If you and your client are viewed as joint employers of one employee, you could even be viewed as joint employees of all the client’s employees. This means you are both responsible for all of your client’s employees, even if you have nothing to do with them.

Your client probably expects everything to go off without a hitch. They don’t want to be pulled into a conflict when they use your services. This could hurt your reputation, and jeopardize future relationships with clients.

Risk mitigation

To protect your reputation and your client, you need to avoid co-employment issues. There are a number of things you need to do:

  • Work with a lawyer to draft up and review contracts
  • Detail your employer responsibilities in contract staffing agreements
  • Require contract workers to sign contracts signifying they understand you are their employer
  • Exclude contract workers from your client’s benefit plans
  • Exert control over employer tasks and prevent clients from overstepping their bounds

Instead of taking all these steps, you might decide to hire a back office for staffing companies to avoid co-employment problems.

Co-employment: Who does what?

To avoid co-employment issues, you need to take on the role of the contract worker’s employer of record. This means you should be responsible for the following:

As the employer, you are responsible for hiring, firing, on-boarding, and distributing and filing paperwork for contract workers.

You should be solely responsible for running payroll. Before paying contract employees, you must withhold taxes and other deductions from their wages. And, you need to contribute the employer portion of taxes. Then, you must file tax forms and remit withheld taxes to the IRS and other government agencies.

Offering benefits, like health insurance, retirement plans, etc., is also the responsibility of the contract worker’s employer.

You will also need to deal with required employer insurances, like unemployment and workers’ compensation insurance. And, it’s your job to purchase other types of insurance, like general liability insurance.

Follow federal, state, and local laws, including minimum wage and overtime laws, Title VII of the Civil Rights Act of 1964, the Equal Pay Act, and the Americans with Disabilities Act of 1990, to name a few.

Your client comes up with tasks for the contract worker. It is helpful if the client reports how the contract staffing worker is doing on those tasks as well as areas the worker can improve in. It is your responsibility to relay any evaluations you receive to your contract workers.

Is Co-Employment allowed outside the USA?

The truth is that co-employment is still some what of a grey area. However, this type of employment relationship has only been legally recognized and approved in the USA. In Canada and other countries around the world it is not legally for two entities to co-employ a worker. You may see many organizations marketing “International PEO” services, but that is just a marketing tactic. The key component to a PEO is that they offer co-employment. So organizations marketing “international PEO services” are truly just EORs trying to get the attention of buyers looking for PEOs.

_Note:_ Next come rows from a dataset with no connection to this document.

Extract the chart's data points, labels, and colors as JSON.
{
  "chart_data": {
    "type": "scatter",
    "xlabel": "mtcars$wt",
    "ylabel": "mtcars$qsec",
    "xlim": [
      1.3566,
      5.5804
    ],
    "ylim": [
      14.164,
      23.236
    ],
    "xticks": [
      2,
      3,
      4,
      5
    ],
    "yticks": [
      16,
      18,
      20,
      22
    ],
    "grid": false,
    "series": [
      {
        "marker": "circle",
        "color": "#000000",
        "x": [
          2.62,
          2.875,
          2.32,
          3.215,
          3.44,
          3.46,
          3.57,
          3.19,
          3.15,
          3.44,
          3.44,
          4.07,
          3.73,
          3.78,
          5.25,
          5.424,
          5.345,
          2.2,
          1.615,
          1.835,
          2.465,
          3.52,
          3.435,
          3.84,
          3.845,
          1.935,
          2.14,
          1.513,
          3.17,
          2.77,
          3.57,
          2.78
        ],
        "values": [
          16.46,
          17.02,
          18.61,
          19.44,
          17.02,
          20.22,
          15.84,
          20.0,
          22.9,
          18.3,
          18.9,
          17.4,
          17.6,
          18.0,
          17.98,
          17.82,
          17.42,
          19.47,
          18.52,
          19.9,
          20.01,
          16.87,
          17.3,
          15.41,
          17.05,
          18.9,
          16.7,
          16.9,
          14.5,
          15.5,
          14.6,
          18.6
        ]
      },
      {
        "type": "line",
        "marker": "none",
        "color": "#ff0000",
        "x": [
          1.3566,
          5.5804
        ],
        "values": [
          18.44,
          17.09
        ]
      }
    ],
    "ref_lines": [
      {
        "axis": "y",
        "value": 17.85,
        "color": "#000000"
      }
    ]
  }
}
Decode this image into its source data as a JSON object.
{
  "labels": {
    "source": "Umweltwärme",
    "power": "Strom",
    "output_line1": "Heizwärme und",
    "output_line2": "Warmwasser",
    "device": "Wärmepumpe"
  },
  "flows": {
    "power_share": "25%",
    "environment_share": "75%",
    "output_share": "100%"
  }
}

Better safe than sorry: Avoiding problems altogether

Because problems with being viewed as joint employers are becoming more prevalent, some companies might be hesitant to use your services. It is your responsibility to ensure that your clients will not be dragged into a joint employment situation. And, it is your responsibility to prevent joint employment problems from coming up.

One way to be sure your co-employment relationship isn’t viewed as a joint employer relationship is to prevent the problem entirely. You can hand over full control to a back-office provider, like FoxHire. The back-office provider then acts as the employer so neither you or your client are viewed as joint employers.